Am J Epidemiol. 2010 Mar 15;171(6):682-90. doi: 10.1093/aje/kwp449. Epub 2010 Feb 5.
In the current era of diet-gene analyses, large sample sizes are required to uncover the etiology of complex diseases. As such, consortia form and often combine available data. Food frequency questionnaires, which commonly use 2 different types of responses about the frequency of intake (predefined responses and open-ended responses), may be pooled to achieve the desired sample size. The common practice is to categorize open-ended responses into the predefined response categories. A problem arises when the predefined categories are noncontiguous: possible open-ended responses may fall in gaps between the predefined categories.

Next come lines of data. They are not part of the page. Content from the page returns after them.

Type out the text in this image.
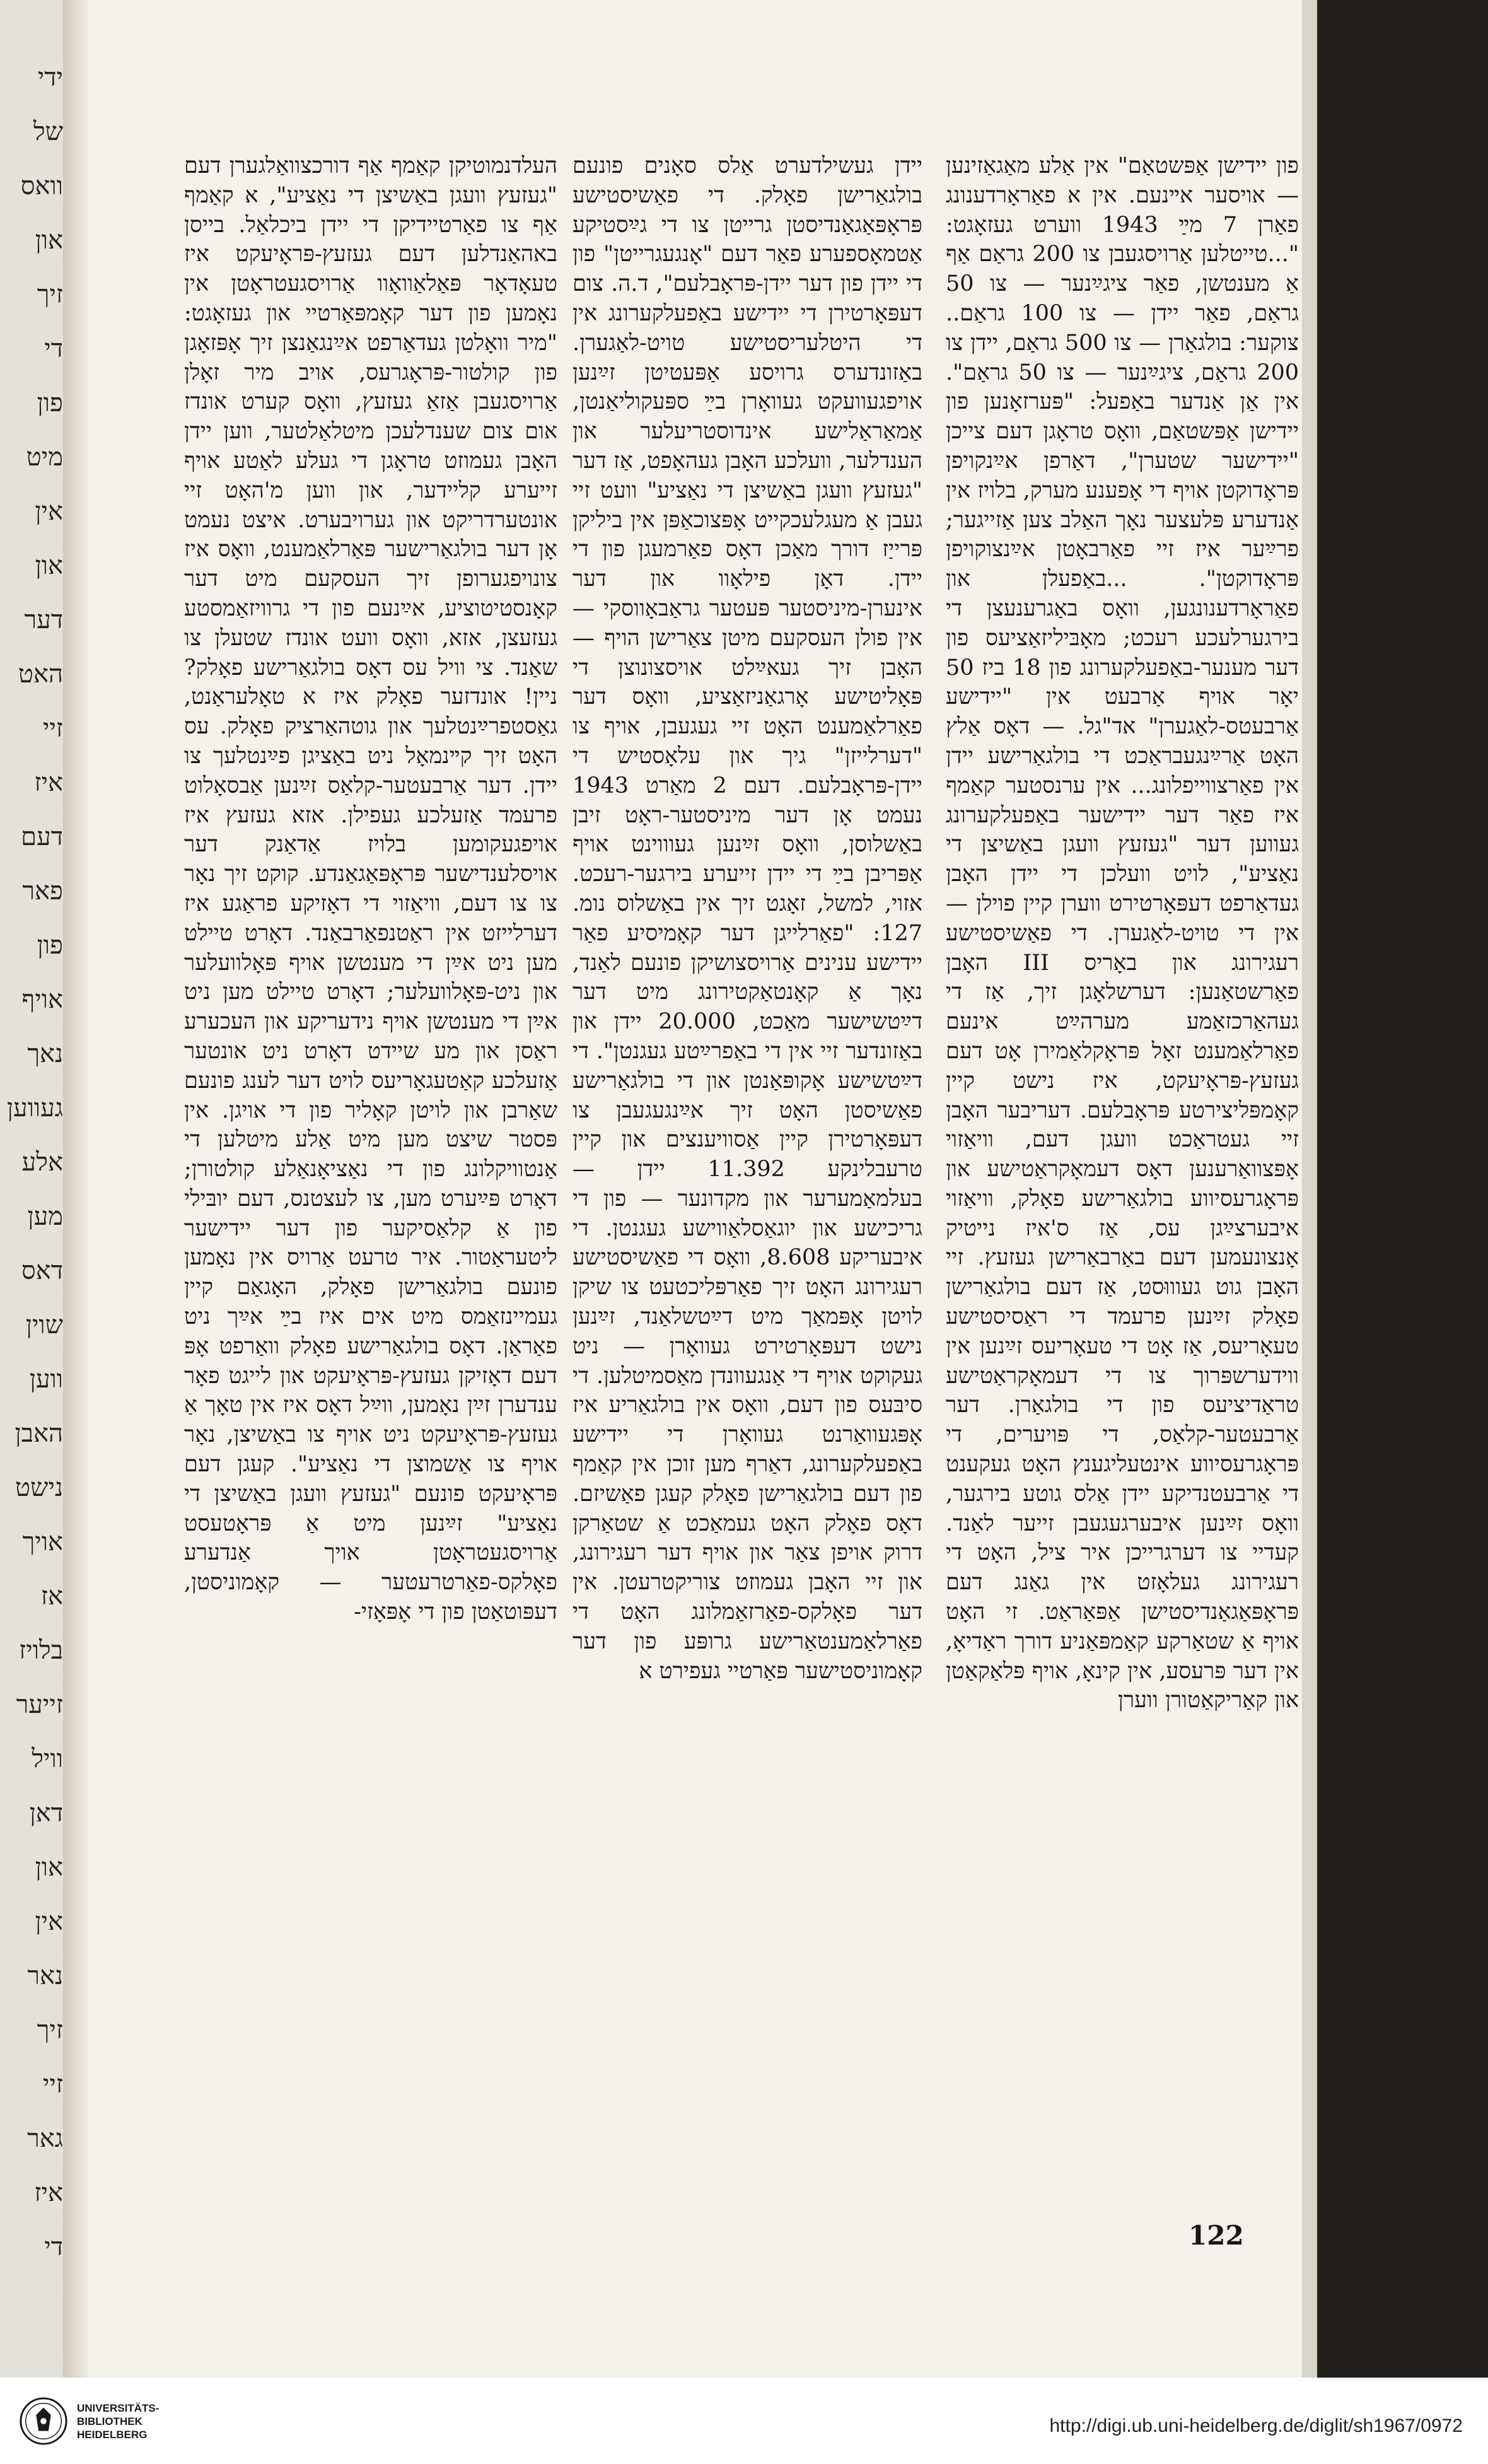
ידי
של
וואס
און
זיך
די
פון
מיט
אין
און
דער
האט
זיי
איז
דעם
פאר
פון
אויף
נאך
געווען
אלע
מען
דאס
שוין
ווען
האבן
נישט
אויך
אז
בלויז
זייער
וויל
דאן
און
אין
נאר
זיך
זיי
גאר
איז
די

פון יידישן אַפּשטאַם" אין אַלע מאַגאַזינען — אויסער אײנעם. אין א פאַראָרדענונג פאַרן 7 מײַ 1943 ווערט געזאָגט: "...טייטלען אַרויסגעבן צו 200 גראַם אַף אַ מענטשן, פאַר ציגײַנער — צו 50 גראַם, פאַר יידן — צו 100 גראַם.. צוקער: בולגאַרן — צו 500 גראַם, יידן צו 200 גראַם, ציגײַנער — צו 50 גראַם". אין אַן אַנדער באַפעל: "פּערזאָנען פון יידישן אַפּשטאַם, וואָס טראָגן דעם צייכן "יידישער שטערן", דאַרפן אײַנקויפן פּראָדוקטן אויף די אָפענע מערק, בלויז אין אַנדערע פּלעצער נאָך האַלב צען אַזייגער; פרײַער איז זיי פאַרבאָטן אײַנצוקויפן פּראָדוקטן". ...באַפעלן און פאַראָרדענונגען, וואָס באַגרענעצן די בירגערלעכע רעכט; מאָבּיליזאַציעס פון דער מענער-באַפעלקערונג פון 18 ביז 50 יאָר אויף אַרבעט אין "יידישע אַרבעטס-לאַגערן" אד"גל. — דאָס אַלץ האָט אַרײַנגעבראַכט די בולגאַרישע יידן אין פאַרצווייפלונג... אין ערנסטער קאַמף איז פאַר דער יידישער באַפעלקערונג געווען דער "געזעץ וועגן באַשיצן די נאַציע", לויט וועלכן די יידן האָבן געדאַרפט דעפּאָרטירט ווערן קיין פוילן — אין די טויט-לאַגערן. די פאַשיסטישע רעגירונג און באָריס III האָבן פאַרשטאַנען: דערשלאָגן זיך, אַז די געהאַרכזאַמע מערהײַט אינעם פאַרלאַמענט זאָל פּראָקלאַמירן אָט דעם געזעץ-פּראָיעקט, איז נישט קיין קאָמפּליצירטע פּראָבלעם. דעריבער האָבן זיי געטראַכט וועגן דעם, וויאַזוי אָפּצוואַרענען דאָס דעמאָקראַטישע און פּראָגרעסיווע בולגאַרישע פאָלק, וויאַזוי איבערצײַגן עס, אַז ס'איז נייטיק אָנצונעמען דעם באַרבאַרישן געזעץ. זיי האָבן גוט געוווּסט, אַז דעם בולגאַרישן פאָלק זײַנען פרעמד די ראַסיסטישע טעאָריעס, אַז אָט די טעאָריעס זײַנען אין ווידערשפּרוך צו די דעמאָקראַטישע טראַדיציעס פון די בולגאַרן. דער אַרבעטער-קלאַס, די פּויערים, די פּראָגרעסיווע אינטעליגענץ האָט געקענט די אַרבעטנדיקע יידן אַלס גוטע בירגער, וואָס זײַנען איבערגעגעבן זייער לאַנד. קעדיי צו דערגרייכן איר ציל, האָט די רעגירונג געלאָזט אין גאַנג דעם פּראָפּאַגאַנדיסטישן אַפּאַראַט. זי האָט אויף אַ שטאַרקע קאַמפּאַניע דורך ראַדיאָ, אין דער פּרעסע, אין קינאָ, אויף פּלאַקאַטן און קאַריקאַטורן ווערן

יידן געשילדערט אַלס סאָנים פונעם בולגאַרישן פאָלק. די פאַשיסטישע פּראָפּאַגאַנדיסטן גרייטן צו די גײַסטיקע אַטמאָספערע פאַר דעם "אָנגעגרייטן" פון די יידן פון דער יידן-פּראָבלעם", ד.ה. צום דעפּאָרטירן די יידישע באַפעלקערונג אין די היטלעריסטישע טויט-לאַגערן. באַזונדערס גרויסע אַפּעטיטן זײַנען אויפגעוועקט געוואָרן בײַ ספּעקוליאַנטן, אַמאַראַלישע אינדוסטריעלער און הענדלער, וועלכע האָבן געהאָפט, אַז דער "געזעץ וועגן באַשיצן די נאַציע" וועט זיי געבן אַ מעגלעכקייט אָפּצוכאַפּן אין ביליקן פּרייַז דורך מאַכן דאָס פאַרמעגן פון די יידן. דאָן פילאָוו און דער אינערן-מיניסטער פּעטער גראַבאָווסקי — אין פולן העסקעם מיטן צאַרישן הויף — האָבן זיך געאײַלט אויסצונוצן די פּאָליטישע אָרגאַניזאַציע, וואָס דער פאַרלאַמענט האָט זיי געגעבן, אויף צו "דערלייזן" גיך און עלאָסטיש די יידן-פּראָבלעם. דעם 2 מאַרט 1943 נעמט אָן דער מיניסטער-ראָט זיבן באַשלוסן, וואָס זײַנען געוווינט אויף אַפּריבן בײַ די יידן זייערע בירגער-רעכט. אזוי, למשל, זאָגט זיך אין באַשלוס נומ. 127: "פאַרלייגן דער קאָמיסיע פאַר יידישע ענינים אַרויסצושיקן פונעם לאַנד, נאָך אַ קאָנטאַקטירונג מיט דער דײַטשישער מאַכט, 20.000 יידן און באַזונדער זיי אין די באַפרײַטע געגנטן". די דײַטשישע אָקופּאַנטן און די בולגאַרישע פאַשיסטן האָט זיך אײַנגעגעבן צו דעפּאָרטירן קיין אַסוויענצים און קיין טרעבלינקע 11.392 יידן — בעלמאַמערער און מקדונער — פון די גריכישע און יוגאַסלאַווישע געגנטן. די איבעריקע 8.608, וואָס די פאַשיסטישע רעגירונג האָט זיך פאַרפּליכטעט צו שיקן לויטן אָפּמאַך מיט דײַטשלאַנד, זײַנען נישט דעפּאָרטירט געוואָרן — ניט געקוקט אויף די אַנגעוונדן מאַסמיטלען. די סיבּעס פון דעם, וואָס אין בולגאַריע איז אָפּגעוואַרנט געוואָרן די יידישע באַפעלקערונג, דאַרף מען זוכן אין קאַמף פון דעם בולגאַרישן פאָלק קעגן פאַשיזם. דאָס פאָלק האָט געמאַכט אַ שטאַרקן דרוק אויפן צאַר און אויף דער רעגירונג, און זיי האָבן געמוזט צוריקטרעטן. אין דער פאָלקס-פאַרזאַמלונג האָט די פאַרלאַמענטאַרישע גרופּע פון דער קאָמוניסטישער פּאַרטיי געפירט א

העלדנמוטיקן קאַמף אַף דורכצוואַלגערן דעם "געזעץ וועגן באַשיצן די נאַציע", א קאַמף אַף צו פאַרטיידיקן די יידן ביכלאַל. בייסן באהאַנדלען דעם געזעץ-פּראָיעקט איז טעאָדאָר פּאַלאַוואָוו אַרויסגעטראָטן אין נאָמען פון דער קאָמפּאַרטיי און געזאָגט: "מיר וואָלטן געדאַרפט אײַנגאַנצן זיך אָפּזאָגן פון קולטור-פּראָגרעס, אויב מיר זאָלן אַרויסגעבן אַזאַ געזעץ, וואָס קערט אונדז אום צום שענדלעכן מיטלאַלטער, ווען יידן האָבן געמוזט טראָגן די געלע לאַטע אויף זייערע קליידער, און ווען מ'האָט זיי אונטערדריקט און גערויבערט. איצט נעמט אָן דער בולגאַרישער פּאַרלאַמענט, וואָס איז צונויפגערופן זיך העסקעם מיט דער קאָנסטיטוציע, אײַנעם פון די גרוויזאַמסטע געזעצן, אזא, וואָס וועט אונדז שטעלן צו שאַנד. צי וויל עס דאָס בולגאַרישע פאָלק? ניין! אונדזער פאָלק איז א טאָלעראַנט, גאַסטפרײַנטלעך און גוטהאַרציק פאָלק. עס האָט זיך קײנמאָל ניט באַציגן פײַנטלעך צו יידן. דער אַרבעטער-קלאַס זײַנען אַבסאָלוט פרעמד אַזעלכע געפילן. אזא געזעץ איז אויפגעקומען בלויז אַדאַנק דער אויסלענדישער פּראָפּאַגאַנדע. קוקט זיך נאָר צו צו דעם, וויאַזוי די דאָזיקע פראַגע איז דערלייזט אין ראַטנפאַרבאַנד. דאָרט טיילט מען ניט אײַן די מענטשן אויף פּאָלוועלער און ניט-פּאָלוועלער; דאָרט טיילט מען ניט אײַן די מענטשן אויף נידעריקע און העכערע ראַסן און מע שיידט דאָרט ניט אונטער אַזעלכע קאַטעגאָריעס לויט דער לענג פונעם שאַרבן און לויטן קאָליר פון די אויגן. אין פּסטר שיצט מען מיט אַלע מיטלען די אַנטוויקלונג פון די נאַציאָנאַלע קולטורן; דאָרט פּײַערט מען, צו לעצטנס, דעם יובּילי פון אַ קלאַסיקער פון דער יידישער ליטעראַטור. איר טרעט אַרויס אין נאָמען פונעם בולגאַרישן פאָלק, האָגאַם קיין געמיינזאַמס מיט אים איז בײַ אײַך ניט פאַראַן. דאָס בולגאַרישע פאָלק וואַרפט אָפּ דעם דאָזיקן געזעץ-פּראָיעקט און לייגט פאָר ענדערן זײַן נאָמען, ווײַל דאָס איז אין טאָך אַ געזעץ-פּראָיעקט ניט אויף צו באַשיצן, נאָר אויף צו אַשמוצן די נאַציע". קעגן דעם פּראָיעקט פונעם "געזעץ וועגן באַשיצן די נאַציע" זײַנען מיט אַ פּראָטעסט אַרויסגעטראָטן אויך אַנדערע פאָלקס-פאַרטרעטער — קאָמוניסטן, דעפּוטאַטן פון די אָפּאָזי-

122
UNIVERSITÄTS-
BIBLIOTHEK
HEIDELBERG	http://digi.ub.uni-heidelberg.de/diglit/sh1967/0972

Using simulated data modeled from frequency of intake among 1,664 controls in a lung cancer case-control study at The University of Texas M. D. Anderson Cancer Center (Houston, Texas, 2000-2005), the authors describe the effect of different categories of open-ended responses that fall in between noncontiguous, predefined response sets on estimates of the mean difference in intake and the odds ratios. A significant inflation of false positives appears when comparing mean differences of intake, while the bias in estimating odds ratios may be acceptably small. Therefore, if pooling data cannot be restricted to the same type of response, inferences should focus on odds ratio estimation to minimize bias.
在当前的饮食-基因分析时代,需要大样本量才能揭示复杂疾病的病因。因此,联盟形成并经常合并可用数据。食物频率问卷通常使用 2 种不同类型的摄入量频率回答(预定义回答和开放式回答),可以将它们合并以达到所需的样本量。常见的做法是将开放式回答归入预定义的回答类别。当预定义类别不连续时,就会出现问题:可能的开放式回答可能落在预定义类别之间的空白处。本文使用 2000-2005 年在德克萨斯大学 M.D.安德森癌症中心(休斯顿,德克萨斯州)进行的肺癌病例对照研究中 1664 名对照者的摄入量频率模型模拟数据,描述了落入不连续预定义响应集之间的开放式响应的不同类别对摄入均值差异和比值比估计的影响。当比较摄入量的均值差异时,假阳性的显著膨胀出现,而估计比值比的偏差可能可以接受小。因此,如果不能将数据合并限制为相同类型的响应,则推断应侧重于比值比估计,以最小化偏差。